Almost everything in the modern world is fast-paced: fast food, fast fashion, and a neverending stream of Fast & Furious movies. It only makes sense that you have a fast option when it comes to conducting a retrospective on your sprints. They are called sprints after all.
Maybe your team is just experimenting with starting retrospectives. Or you truly don’t have time in all your tight deadlines to all sit down together for half an hour. Either way, we’ve got the perfect retrospective for you: the aptly named quick retrospective.
Find our convenient quick retrospective template in Cacoo to get started with your own run-through.
How to keep it quick
The Quick Retrospective may not look too different from other retrospectives like Mad Sad Glad, Keep Problem Try, Start Stop Continue, and especially the 4Ls Retrospective. But, we can assure you, with this one, it’s all in the timing.
While other retrospectives may range between five to fifteen minutes per suggestion (or unlimited time if you have it to spare and hit a good talking point), it is essential that each point made during this meeting is less than a minute long.
Send out directions (or this blog) so team members know what to expect and your retro template. They should come to the retrospective meeting with exactly one idea to place in each category.
The meeting can either be held in-person in a boardroom. Make sure you have a whiteboard or a screen to share your Cacoo template or online, where all members can log in and edit together in real-time. Allowing team members to fill out and add their stickies to the template ahead of time can save you even more time as a full team if you’re really in a crunch.
What was good?
When everyone is gathered, they should already know the drill and have their four ideas ready. Start with the ‘What was good?’ category. Go around to every team member and allow them to share one thing that went off without a hitch in your most recent sprint. Each person can talk for one minute maximum. Make sure to be strict in holding to this rule.
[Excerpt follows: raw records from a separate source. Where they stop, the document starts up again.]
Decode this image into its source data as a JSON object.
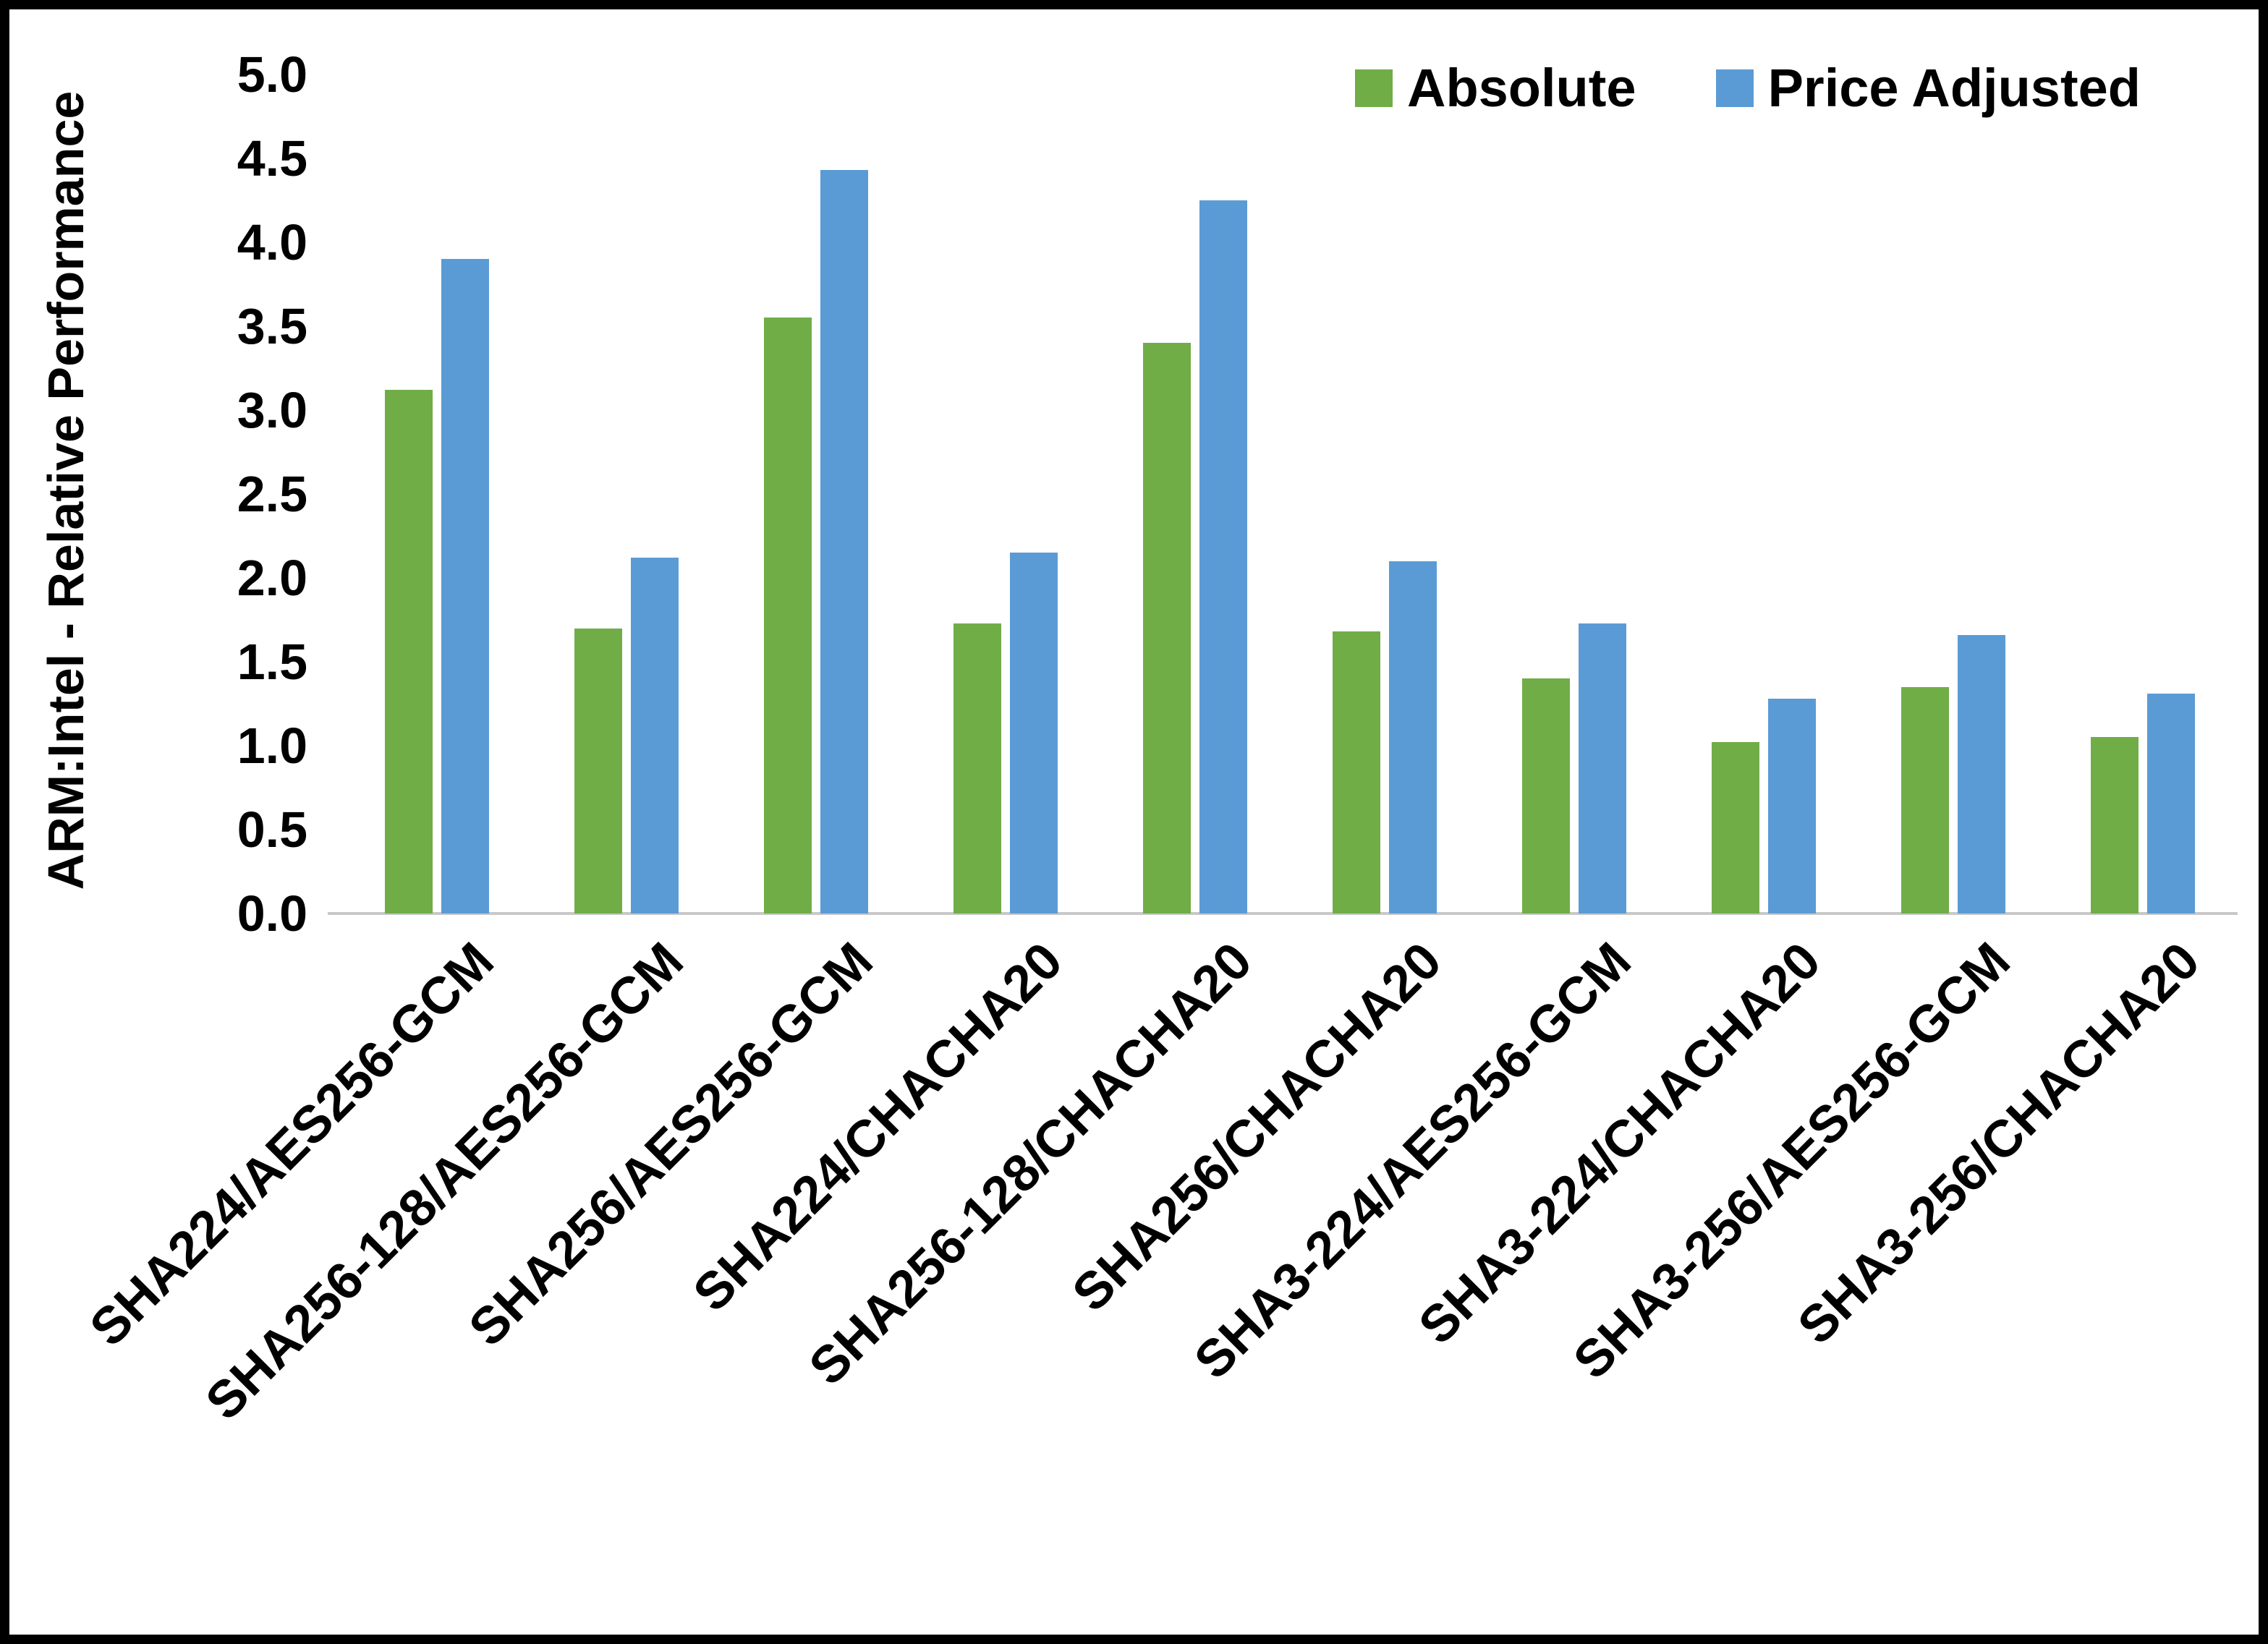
{
  "chart_data": {
    "type": "bar",
    "title": "",
    "xlabel": "",
    "ylabel": "ARM:Intel - Relative Performance",
    "ylim": [
      0,
      5
    ],
    "ytick_step": 0.5,
    "grid": false,
    "legend_position": "top-right",
    "categories": [
      "SHA224/AES256-GCM",
      "SHA256-128/AES256-GCM",
      "SHA256/AES256-GCM",
      "SHA224/CHACHA20",
      "SHA256-128/CHACHA20",
      "SHA256/CHACHA20",
      "SHA3-224/AES256-GCM",
      "SHA3-224/CHACHA20",
      "SHA3-256/AES256-GCM",
      "SHA3-256/CHACHA20"
    ],
    "series": [
      {
        "name": "Absolute",
        "color": "#70AD47",
        "values": [
          3.12,
          1.7,
          3.55,
          1.73,
          3.4,
          1.68,
          1.4,
          1.02,
          1.35,
          1.05
        ]
      },
      {
        "name": "Price Adjusted",
        "color": "#5B9BD5",
        "values": [
          3.9,
          2.12,
          4.43,
          2.15,
          4.25,
          2.1,
          1.73,
          1.28,
          1.66,
          1.31
        ]
      }
    ]
  },
  "colors": {
    "frame_border": "#000000",
    "baseline": "#c8c8c8",
    "background": "#ffffff",
    "text": "#000000"
  }
}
Once everyone has shared, you will see a list of things not to be touched in your next iteration. Maybe you even see a pattern of people listing this same thing. This only reinforces that that particular aspect went well and hopefully doesn’t signify that only one aspect of the project went well.
What was bad?
Just like the last step, everyone gets up to one minute to share one thing that they think went badly in your last sprint. If they had a list of things, this is where prioritization comes into play. Everyone must choose the ONE thing that they think needs to be improved. If that improvement is made in the upcoming iteration, they can always suggest another idea for the following sprint.
When everyone has had their chance to add to the list of bad aspects of the project, you can move on to working to solve these issues.
Take a look at the list of issues from the previous step. If you have a larger team and need to slim down the list, you can conduct a quick vote here where every team member gets to choose their top three issues. After voting has ended, you can eliminate the lesser voted on issues to deal with a shorter list (feel free to leave the list as long or short as you think you can hand for the next sprint).
Next, either leaving team members to think by themselves or put them in pairs or small teams, give them five to ten minutes to brainstorm ideas that could help to solve these issues. That can include getting to the bottom of what may be causing the issue, or coming up with some actionable items that could serve to improve the process next time around.
When time is up, have them share their ideas and add them to the list under the ‘Ideas’ category. Again, depending on how long or short this list ends up being, you can conduct another vote. Then you can choose which ideas seem like they are worth testing before moving on.
The final step builds on the previous step again. Looking at the ideas that the team put forth, create a plan of direct action. That way the team or an individual performing in the next iteration can solve the problem in the ‘Bad’ category.
Make sure that the action has a specific assignee. That way it doesn’t get forgotten when the work starts and tight deadlines start coming at you.
Take notes on the meeting and send them out after the meeting is over. Then you can track how each new action is working to solve the proposed problems. These will be worth touching upon at the beginning of your next retrospective.
Aaaaaaaaaand… that’s it! Just as quickly as promised!
The Quick Retrospective is straightforward and easy to conduct. But, as you get further into a project and more used to conducting retrospectives, it’ll be worth finding a more in-depth method that works well for you. This could be any of the ones mentioned above or ever the Starfish Retrospective.
Fortunately, Cacoo offers a variety of retrospective templates to experiment with and find which one is the best fit for your team. You can also find a quick guide to six types of retrospectives to learn more and help decide which option will be right for your team.
Once you’ve gotten started taking this look back at your sprints, you’ll find ways to constantly improve and speed up. There’ll be no need to look back!